I walked the Lake instead. I needed to shake off the death and sadness. I don’t know if I am going to the memorial on Friday. It is going to be pageantry and in contract to what is happening with Lovelle Mixon—the contrast is striking. But I think I’ll go as a witness.
I was supposed to be on KPFA last night and I fell asleep.
I have been writing about this young man all week. I started the day he was killed and have continued the conversation for the past week. The injustice surrounding the entire event and the lack of sympathy for his family is palatable. The healing needs to be inclusive and embracing for a true healing to take place…as long as life is so clearly seen as having different cuts or value—steak vs. shank, then the war will not end and people will still lose their lives and take others along with them to hell.

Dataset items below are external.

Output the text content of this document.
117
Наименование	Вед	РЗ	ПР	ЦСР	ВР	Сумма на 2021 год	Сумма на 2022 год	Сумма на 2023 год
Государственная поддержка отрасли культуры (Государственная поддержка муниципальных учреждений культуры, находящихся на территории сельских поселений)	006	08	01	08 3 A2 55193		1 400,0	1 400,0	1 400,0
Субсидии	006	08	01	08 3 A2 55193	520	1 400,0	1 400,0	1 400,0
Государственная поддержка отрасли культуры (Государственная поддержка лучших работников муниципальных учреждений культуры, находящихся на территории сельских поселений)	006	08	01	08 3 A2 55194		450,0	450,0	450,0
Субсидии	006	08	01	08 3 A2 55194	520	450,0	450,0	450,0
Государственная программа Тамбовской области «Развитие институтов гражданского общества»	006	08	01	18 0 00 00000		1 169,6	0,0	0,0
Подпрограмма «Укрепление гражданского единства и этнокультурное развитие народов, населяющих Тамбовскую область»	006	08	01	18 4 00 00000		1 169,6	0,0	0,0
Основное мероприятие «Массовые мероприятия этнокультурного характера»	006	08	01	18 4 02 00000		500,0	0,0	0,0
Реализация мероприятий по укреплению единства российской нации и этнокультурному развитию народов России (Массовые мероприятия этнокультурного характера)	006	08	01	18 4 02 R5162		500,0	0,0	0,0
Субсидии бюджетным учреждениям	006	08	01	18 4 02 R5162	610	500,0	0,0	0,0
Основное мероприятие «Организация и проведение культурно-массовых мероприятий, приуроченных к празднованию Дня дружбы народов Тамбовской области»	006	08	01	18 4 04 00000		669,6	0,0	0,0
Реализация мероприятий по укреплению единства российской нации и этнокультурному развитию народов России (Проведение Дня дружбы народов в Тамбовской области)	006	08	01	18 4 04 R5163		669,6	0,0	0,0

Lovelle left a hell behind, one he didn't create, yet still burns fiercely, fueled with those who are in similar situations as Lovelle and the police who are hired to keep the peace. Peace is relative...its definition a moving target.
For those at the bottom of the heap, getting up is really hard when one is standing on an oily surface or worse a bar of wet soap. Soap might get things cleaned up, but all soap doesn't cut grease, so when the tub is rinsed –the 500 year old stain remains.
Wanda Sabir at 6:06pm March 26 to Uhuru
The candlelight vigil was lovely last night. Great work! I hope the Uhuru organizing efforts prevents another tragedy like this one for all concerned: Lovelle Mixon and the 5 police, 4 killed, and this tragedy's residual effects on the black community.
The planning has started and we need to plan too, because we are not going to like the results ... which might address the symptoms, but not the root causes of such violence--otherwise more folks who have such easy access to guns are going to go off with dire results once again.
Police don't need an excuse to shoot a black man or black child. Black people don't need an excuse to shoot a police man. It's a war, and we need to draw up a peace treaty and get the American government to sign it, one city, one county, one state at a time. And invest some money in programs and people who have proven track records.
I am a homeowner and I want my tax dollars to support and affirm life, not death. I pay the mayor, police, fire fighters...salaries.
Uhuru Event Sunday, March 28
African People's Education and Defense Fund Informational Meeting, Sunday, March 29, 2009, 4:00 p.m. - 6:00 p.m. at Uhuru House, 7911 MacArthur Blvd., Oakland, CA, (510)569-9620 and email@example.com
I don't know how much the display of public support for the grieving families cost, from the rally on Tuesday in East Oakland, to the huge memorial yesterday at the Oakland Arena, but it wasn't inexpensive. When I think about the city employees who have to take unpaid leave each month to keep the city from going broke, I wonder where this money comes from. The state covered police services for the City of Oakland yesterday also, while all the OPD attended and participated in the funeral services. Again, where did that money come from?
Are we printing money on an old press in some back room? If there is money to pay for such ostentatious displays of public grief, including today's public healing circles at the many Oakland Park and Rec Centers, then why was Lovelle Mixon unemployed? Why are most young black men in Oakland unemployed? Why are people on lists for treatment facilities, why are clinic underfunded and schools closing?
It's sad that these men lost their lives, but they are dead. The living need the resources and I don't appreciate the mayor using my tax dollars so frivolously without my permission.